Verilen bu bilgiler ışığında ilgili hadisin en kuvvetli isnadında, sahabe ravisi Ebu’d-Derdâ’dan sonra peş peşe gelen iki ravinin mechul ve zayıf olduğu görülmektedir. Bu nedenle İmam Sehavi’nin görüşünün aksine, böyle bir zaafa sahip rivayetin başka hadislerle kuvvetleneceği veya takviye edileceğini söylemenin uygun olmadığı görüşündeyiz. Hadisin taşıdığı bu zayıflık nedeniyle de bu metni Resûlullâh’a dayandırmanın zor olduğunu söyleyebiliriz.

 

HAZIRLAYAN: Cüneyt Coşkun

 


[1] Tirmizî, İlim 19. Ayrıca hadis benzeri lafızlarla ve aynı isnatla şu kaynaklarda da geçmektedir: Ebû Dâvûd, İlim, 1; İbn Mâce, Mukaddime 17. bab, 223 numaralı hadis; Ahmed b. Hanbel, el-Müsned, thk.: Ahmed Muhammed Şakir ve Hamza Ahmed ez-Zeyn, 20 c., Dâru’l-Hadis, Kahire, 1995/1416,  c. 16, s. 71, hadis no: 21612.

[2] Bkz.: Ebû Dâvûd, İlim 1.

[3] Ebu’l-Ferec İbnü’l-Cevzi (v. 597), bu rivayetle ilgili bir bölüm açmış ve bazı farklı versiyonların sahih olmadığını ortaya koymuştur. Bkz.: İbnü’l-Cevzi, el-İlelü’l-Mütenâhiye, Daru’l-Kütübi’l-İlmiyye, Beyrut, thk.: Halil el-Meys, 2 c, c. 1, s. 81. Ayrıca Veki’ b. el-Cerrâh’ın Zühd isimli eserini tahkik eden Abdurrahman Abdülcebbâr el-Ferivâî, hadisin farklı versiyonları bir araya getirmiştir. Onun değerlendirmesinde de hadisin diğer versiyonlarında pek çok kusurun varlığı gözlemlenmektedir. Örneğin Kesîr b. Kays’ın ismı üzerinde yaşanan karışıklığın bir benzeri diğer bir ravi için de söz konusudur. Bu ravi el-Velid b. Cemil’dir. Bazı rivayetlerde onun ismi Cemil b. Kays; bazılarında ise Davud b. Cemil olarak geçmektedir. Geniş açıklama için bkz.: Ebû Süfyan Veki’ b. el-Cerrâh, Kitâbü’z-Zühd, 197/812 ; thk.: Abdurrahman Abdülcebbar el-Ferivâî, 3 c., Medine, Mektebetü’d-Dâr, 1984, c. 3, s. 833- v.d., 519. hadisin değerlendirilmesi.

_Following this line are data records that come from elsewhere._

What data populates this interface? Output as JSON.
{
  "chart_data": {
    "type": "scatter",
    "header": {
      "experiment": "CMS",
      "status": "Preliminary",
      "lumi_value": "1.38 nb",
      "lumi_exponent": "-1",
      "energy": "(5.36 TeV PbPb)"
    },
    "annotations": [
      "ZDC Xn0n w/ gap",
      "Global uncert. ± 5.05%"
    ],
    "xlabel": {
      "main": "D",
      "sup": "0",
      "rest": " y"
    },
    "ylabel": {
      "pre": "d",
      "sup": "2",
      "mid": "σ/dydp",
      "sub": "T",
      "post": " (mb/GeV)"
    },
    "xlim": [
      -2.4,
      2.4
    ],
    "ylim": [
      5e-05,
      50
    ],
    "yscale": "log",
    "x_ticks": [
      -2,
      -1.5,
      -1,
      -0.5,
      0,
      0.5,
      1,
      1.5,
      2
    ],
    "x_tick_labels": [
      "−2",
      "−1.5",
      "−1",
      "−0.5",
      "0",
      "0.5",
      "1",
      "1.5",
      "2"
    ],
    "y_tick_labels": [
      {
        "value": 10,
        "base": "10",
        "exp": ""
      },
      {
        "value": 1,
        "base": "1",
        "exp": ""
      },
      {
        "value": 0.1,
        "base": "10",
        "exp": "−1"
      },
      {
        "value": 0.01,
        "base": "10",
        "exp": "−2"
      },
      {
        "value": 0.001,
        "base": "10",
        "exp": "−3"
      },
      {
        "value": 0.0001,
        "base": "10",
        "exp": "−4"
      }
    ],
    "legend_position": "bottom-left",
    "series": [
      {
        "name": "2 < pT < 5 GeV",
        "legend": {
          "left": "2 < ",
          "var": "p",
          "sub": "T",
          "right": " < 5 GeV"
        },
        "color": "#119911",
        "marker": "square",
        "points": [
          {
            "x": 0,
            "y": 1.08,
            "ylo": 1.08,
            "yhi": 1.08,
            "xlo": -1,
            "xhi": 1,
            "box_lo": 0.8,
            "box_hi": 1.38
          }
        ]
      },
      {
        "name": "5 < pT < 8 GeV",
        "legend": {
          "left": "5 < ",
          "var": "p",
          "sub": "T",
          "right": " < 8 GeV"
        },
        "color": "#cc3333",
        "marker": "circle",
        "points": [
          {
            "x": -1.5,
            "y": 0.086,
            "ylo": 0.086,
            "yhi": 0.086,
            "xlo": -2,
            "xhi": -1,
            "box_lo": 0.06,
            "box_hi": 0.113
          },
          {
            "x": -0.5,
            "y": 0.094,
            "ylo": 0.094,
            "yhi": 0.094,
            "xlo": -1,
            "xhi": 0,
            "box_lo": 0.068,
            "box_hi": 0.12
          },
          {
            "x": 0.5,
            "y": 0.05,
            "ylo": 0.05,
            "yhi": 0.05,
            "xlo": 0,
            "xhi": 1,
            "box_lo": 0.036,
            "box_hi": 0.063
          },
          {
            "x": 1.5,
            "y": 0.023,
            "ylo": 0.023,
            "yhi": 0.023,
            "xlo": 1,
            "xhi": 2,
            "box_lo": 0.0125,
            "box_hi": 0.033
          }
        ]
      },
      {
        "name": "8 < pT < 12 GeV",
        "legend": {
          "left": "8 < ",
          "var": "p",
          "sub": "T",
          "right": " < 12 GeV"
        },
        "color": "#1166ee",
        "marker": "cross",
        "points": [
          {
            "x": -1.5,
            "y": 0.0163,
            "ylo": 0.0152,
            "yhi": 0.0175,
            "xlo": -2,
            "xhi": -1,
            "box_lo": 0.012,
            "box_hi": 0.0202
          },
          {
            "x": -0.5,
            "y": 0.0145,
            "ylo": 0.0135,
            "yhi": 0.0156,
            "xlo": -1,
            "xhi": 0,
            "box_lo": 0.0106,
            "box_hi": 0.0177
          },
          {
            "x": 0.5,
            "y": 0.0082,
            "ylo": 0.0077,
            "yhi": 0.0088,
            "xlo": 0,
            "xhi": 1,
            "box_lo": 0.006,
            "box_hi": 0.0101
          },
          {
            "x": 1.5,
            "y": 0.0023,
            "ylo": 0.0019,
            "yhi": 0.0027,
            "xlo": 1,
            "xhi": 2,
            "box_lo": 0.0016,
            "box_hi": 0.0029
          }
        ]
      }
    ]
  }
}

[4] Ebü’l-Hayr Şemsüddîn Muhammed b. Abdirrahmân b. Muhammed Sehâvî, el-Makasıdü’l-Hasene fî Beyâni Kesîrin mine’l-Ehâdîsi’l-Müştehire ale’l-Elsine, thk.: Muhammed Osman el-Huşt, Beyrut, Dârü’l-Kitâbi’l-Arabi, 2002, s. 340.

[5] Veki’, hadis metninin “Alimler nebilerin varisleridir…” kısmından sonrasını kaydetmiştir. Veki’ b. el-Cerrâh, Zühd, c. 3, s. 833.

[6] Ebü’l-Fazl Şehabeddin Ahmed İbn Hacer el-Askalani, Tehzîbü’t-Tehzîb, 12 c., Dâiretü’l-Maarifi’n-Nizamiyye, Haydarabad, 1325, c. 8, s. 426.

[7] Nitekim onun hadis hocası olarak sadece bu hadisteki hocası Kesîr b. Kays gösterilmektedir. Diğer taraftan Velid’den hadis nakleden talebe olarak bu hadisi ondan nakleden Âsım b. Recâ’ kaydedilmiştir. Bunun dışında hadis aldığı veya hadis naklettiği bir ravinin adı verilmemiştir. Geniş bilgi için bkz.: İbn Hacer, Tehzîb, c. 3, s. 181.